In Zahlen formuliert, bedeutet dies, dass 95% unseres Denkens unbewusst geschehen, während bloß 5% unserer Gedanken bewusst gesteuert werden. Der Mensch ist kein rationales Wesen, das „auch” Gefühle hat. Vielmehr ist es so, dass der Mensch ein emotionales Wesen ist, das „auch” mit Vernunft ausgestattet ist. Eine völlig andere Gewichtung also, als bisher angenommen. Jede getroffene Entscheidung spiegelt unsere Vorlieben wider. Was immer wir kaufen oder verkaufen, hängt mit einer Geschichte zusammen und damit verbunden mit Vorstellungsbildern. Produkte, die wir unbedingt haben wollen, können uns in Geschichten verwickeln. Sie rufen in unseren Köpfen Epen von Helden hervor, mit denen wir uns identifizieren und deren Platz wir in unserem Kopf gern einnehmen wollen. Sie bescheren uns Liebesgeschichten, Dramen, Komödien, etc.

Grundbedürfnis von Anfang an

Führen wir uns doch vor Augen, wie sich am Beginn der Menschheitsgeschichte unsere Vorfahren verhielten. Lange bevor es die Schrift gab, erzählten sie sich Geschichten. Sie saßen abends am wärmenden Feuer und gaben ihr Wissen in Form von Geschichten weiter … von Generation zu Generation. So wurde der Fortbestand unserer Gesellschaft gesichert.

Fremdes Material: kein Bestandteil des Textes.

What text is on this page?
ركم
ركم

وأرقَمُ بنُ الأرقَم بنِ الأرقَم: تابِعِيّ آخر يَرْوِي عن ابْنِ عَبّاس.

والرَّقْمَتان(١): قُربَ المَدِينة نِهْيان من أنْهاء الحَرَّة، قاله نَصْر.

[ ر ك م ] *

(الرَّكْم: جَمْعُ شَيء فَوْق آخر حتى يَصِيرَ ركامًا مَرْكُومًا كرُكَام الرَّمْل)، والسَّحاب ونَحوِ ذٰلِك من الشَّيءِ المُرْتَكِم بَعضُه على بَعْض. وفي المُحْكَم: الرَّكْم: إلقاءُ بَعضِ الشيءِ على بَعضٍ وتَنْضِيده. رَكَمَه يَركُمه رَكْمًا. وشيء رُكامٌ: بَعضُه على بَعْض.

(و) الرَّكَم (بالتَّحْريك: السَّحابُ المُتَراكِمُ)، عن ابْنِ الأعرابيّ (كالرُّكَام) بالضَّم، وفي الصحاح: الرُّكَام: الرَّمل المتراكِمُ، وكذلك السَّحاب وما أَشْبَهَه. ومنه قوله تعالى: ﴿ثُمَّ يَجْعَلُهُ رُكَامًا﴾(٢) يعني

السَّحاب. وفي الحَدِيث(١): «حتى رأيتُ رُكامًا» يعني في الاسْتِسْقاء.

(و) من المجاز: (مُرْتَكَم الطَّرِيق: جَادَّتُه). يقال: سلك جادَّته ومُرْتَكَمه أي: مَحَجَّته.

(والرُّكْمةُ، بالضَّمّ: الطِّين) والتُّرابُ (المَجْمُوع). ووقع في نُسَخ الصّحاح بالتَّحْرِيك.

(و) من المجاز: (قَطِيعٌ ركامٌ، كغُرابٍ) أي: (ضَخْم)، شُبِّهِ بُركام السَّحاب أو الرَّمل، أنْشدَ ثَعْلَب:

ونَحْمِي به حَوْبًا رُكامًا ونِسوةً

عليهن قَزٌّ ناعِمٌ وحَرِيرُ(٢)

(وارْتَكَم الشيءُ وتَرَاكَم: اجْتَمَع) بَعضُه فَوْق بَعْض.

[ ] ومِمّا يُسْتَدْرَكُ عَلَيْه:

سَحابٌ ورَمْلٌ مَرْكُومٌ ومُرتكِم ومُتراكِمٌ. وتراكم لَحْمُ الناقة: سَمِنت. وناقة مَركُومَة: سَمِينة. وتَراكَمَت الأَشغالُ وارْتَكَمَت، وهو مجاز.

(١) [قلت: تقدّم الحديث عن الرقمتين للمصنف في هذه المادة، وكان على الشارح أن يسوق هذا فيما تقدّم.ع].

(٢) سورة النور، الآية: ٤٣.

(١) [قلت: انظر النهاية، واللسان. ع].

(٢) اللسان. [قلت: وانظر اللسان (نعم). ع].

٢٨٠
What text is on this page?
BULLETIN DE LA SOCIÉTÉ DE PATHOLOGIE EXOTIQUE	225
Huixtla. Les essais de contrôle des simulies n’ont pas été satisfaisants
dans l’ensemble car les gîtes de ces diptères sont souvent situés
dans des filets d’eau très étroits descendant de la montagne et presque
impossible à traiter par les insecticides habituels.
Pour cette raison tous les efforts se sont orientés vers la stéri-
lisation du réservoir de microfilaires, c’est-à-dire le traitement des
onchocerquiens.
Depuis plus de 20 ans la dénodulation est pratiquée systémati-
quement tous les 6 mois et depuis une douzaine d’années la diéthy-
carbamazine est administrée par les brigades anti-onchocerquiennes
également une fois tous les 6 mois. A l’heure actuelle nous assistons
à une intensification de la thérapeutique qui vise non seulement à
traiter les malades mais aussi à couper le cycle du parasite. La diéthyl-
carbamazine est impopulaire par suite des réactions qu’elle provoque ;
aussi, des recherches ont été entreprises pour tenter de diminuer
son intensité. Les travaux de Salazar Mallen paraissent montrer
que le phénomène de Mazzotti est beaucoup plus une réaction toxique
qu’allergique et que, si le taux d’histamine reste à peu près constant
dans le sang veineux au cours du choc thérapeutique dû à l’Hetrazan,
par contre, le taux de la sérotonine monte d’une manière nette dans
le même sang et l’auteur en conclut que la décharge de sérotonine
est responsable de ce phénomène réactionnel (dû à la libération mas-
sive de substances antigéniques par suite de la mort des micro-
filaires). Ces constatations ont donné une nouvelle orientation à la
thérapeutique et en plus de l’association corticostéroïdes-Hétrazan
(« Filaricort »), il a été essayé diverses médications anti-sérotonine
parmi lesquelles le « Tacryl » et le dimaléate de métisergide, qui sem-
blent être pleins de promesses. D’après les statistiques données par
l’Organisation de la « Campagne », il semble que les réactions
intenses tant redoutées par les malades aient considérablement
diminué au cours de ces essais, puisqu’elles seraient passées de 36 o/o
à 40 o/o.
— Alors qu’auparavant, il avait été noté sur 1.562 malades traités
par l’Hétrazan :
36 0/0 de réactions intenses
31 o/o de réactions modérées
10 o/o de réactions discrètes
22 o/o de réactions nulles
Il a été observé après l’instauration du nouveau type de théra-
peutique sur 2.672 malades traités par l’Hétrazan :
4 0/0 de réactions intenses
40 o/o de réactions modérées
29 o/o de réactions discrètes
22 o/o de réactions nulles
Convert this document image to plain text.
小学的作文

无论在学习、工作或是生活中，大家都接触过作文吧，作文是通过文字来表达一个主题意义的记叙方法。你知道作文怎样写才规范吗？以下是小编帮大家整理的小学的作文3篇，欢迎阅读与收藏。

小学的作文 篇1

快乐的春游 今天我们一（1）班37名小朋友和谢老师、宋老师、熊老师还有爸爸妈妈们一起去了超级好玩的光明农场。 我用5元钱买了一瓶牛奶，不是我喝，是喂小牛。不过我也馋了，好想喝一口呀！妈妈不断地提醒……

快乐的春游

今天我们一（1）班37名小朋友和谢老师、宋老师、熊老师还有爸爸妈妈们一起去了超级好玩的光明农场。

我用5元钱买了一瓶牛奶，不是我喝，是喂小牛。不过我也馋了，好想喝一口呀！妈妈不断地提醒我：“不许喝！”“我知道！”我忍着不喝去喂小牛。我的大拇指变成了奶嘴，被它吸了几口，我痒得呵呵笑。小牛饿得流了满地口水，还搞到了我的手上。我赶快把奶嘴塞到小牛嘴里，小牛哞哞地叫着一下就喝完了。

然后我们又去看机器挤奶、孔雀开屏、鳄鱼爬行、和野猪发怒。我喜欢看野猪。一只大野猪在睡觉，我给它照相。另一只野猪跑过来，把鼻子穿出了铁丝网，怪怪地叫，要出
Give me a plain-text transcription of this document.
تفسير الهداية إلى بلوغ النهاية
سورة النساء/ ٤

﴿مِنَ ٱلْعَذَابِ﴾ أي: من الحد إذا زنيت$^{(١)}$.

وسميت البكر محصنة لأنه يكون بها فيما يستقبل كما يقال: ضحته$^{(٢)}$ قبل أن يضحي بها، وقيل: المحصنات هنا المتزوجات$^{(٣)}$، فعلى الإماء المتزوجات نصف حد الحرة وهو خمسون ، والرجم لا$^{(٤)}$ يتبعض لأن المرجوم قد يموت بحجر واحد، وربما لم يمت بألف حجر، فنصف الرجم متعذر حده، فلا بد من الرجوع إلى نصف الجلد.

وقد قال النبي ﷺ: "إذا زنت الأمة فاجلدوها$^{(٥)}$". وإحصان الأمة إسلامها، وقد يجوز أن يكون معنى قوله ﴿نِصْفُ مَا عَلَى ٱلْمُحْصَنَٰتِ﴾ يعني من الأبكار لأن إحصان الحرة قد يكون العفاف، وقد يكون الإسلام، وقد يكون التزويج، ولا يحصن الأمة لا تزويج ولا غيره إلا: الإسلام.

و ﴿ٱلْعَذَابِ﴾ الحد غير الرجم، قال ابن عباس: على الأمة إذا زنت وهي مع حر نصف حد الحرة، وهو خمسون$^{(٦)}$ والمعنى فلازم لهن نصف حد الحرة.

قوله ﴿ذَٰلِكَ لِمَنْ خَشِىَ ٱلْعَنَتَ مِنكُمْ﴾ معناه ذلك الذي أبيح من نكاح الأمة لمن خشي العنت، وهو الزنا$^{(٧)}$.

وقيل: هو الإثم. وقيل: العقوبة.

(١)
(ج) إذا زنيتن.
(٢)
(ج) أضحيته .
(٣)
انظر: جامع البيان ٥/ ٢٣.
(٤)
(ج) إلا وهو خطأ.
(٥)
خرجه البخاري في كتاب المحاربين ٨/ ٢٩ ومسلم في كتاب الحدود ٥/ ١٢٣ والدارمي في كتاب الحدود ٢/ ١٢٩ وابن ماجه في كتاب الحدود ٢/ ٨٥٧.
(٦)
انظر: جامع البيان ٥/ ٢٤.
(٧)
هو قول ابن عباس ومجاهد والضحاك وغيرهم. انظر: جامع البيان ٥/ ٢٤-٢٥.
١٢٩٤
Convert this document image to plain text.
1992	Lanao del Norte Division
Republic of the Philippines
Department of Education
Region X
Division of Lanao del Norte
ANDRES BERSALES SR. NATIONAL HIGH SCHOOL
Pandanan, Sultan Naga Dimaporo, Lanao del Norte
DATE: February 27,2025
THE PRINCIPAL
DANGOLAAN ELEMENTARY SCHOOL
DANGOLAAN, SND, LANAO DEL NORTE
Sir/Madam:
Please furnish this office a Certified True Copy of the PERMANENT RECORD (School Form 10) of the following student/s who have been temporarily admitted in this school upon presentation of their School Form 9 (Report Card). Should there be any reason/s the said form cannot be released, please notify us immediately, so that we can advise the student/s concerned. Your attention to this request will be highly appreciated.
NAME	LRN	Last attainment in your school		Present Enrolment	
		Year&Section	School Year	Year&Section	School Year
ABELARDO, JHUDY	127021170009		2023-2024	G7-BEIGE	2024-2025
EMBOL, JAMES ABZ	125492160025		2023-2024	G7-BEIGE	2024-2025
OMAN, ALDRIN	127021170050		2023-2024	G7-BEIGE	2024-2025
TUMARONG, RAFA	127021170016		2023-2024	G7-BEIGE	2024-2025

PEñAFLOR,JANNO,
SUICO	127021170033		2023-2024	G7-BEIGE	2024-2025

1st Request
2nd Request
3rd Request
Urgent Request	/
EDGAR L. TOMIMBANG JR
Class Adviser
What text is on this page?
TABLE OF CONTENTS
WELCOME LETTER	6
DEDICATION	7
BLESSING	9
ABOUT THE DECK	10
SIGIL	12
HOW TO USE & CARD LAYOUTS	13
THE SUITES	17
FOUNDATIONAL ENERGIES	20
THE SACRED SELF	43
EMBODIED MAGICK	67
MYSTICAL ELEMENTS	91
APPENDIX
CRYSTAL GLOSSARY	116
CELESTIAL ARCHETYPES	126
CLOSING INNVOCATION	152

Das Storytelling in seiner frühesten Ausprägung ist also eine fundamentale, kulturelle Errungenschaft. Im Laufe unserer Entwicklung haben wir sie scheinbar so sehr verinnerlicht, dass daraus ein Grundbedürfnis unseres Daseins wurde, das wir nicht mehr abschütteln können.
Neben unserer Lust an Geschichten und dem damit verbundenen Erzählen gibt es noch eine weitere wichtige Konstante, die alle bisherigen Entwicklungen und Modetrends überdauert hat: der Erzähler selbst. Denn damit eine Geschichte auch glaubhaft ist, muss diese glaubhaft erzählt werden – diese Glaubhaftigkeit muss derjenige ausstrahlen, der das Erzählen übernimmt und sich so in unser Gehirn einschreibt.
Der Mensch – der glaubwürdige nämlich – erzählt folglich immer noch die besten Geschichten für seine ihm angestammte Zielgruppe: für den Menschen. Bei allem Fortschrittsdenken, bei allen Diskussionen rund um Künstliche Intelligenz, Chatbots und Co. bleibt dieses Faktum immer noch unverrückbar … noch!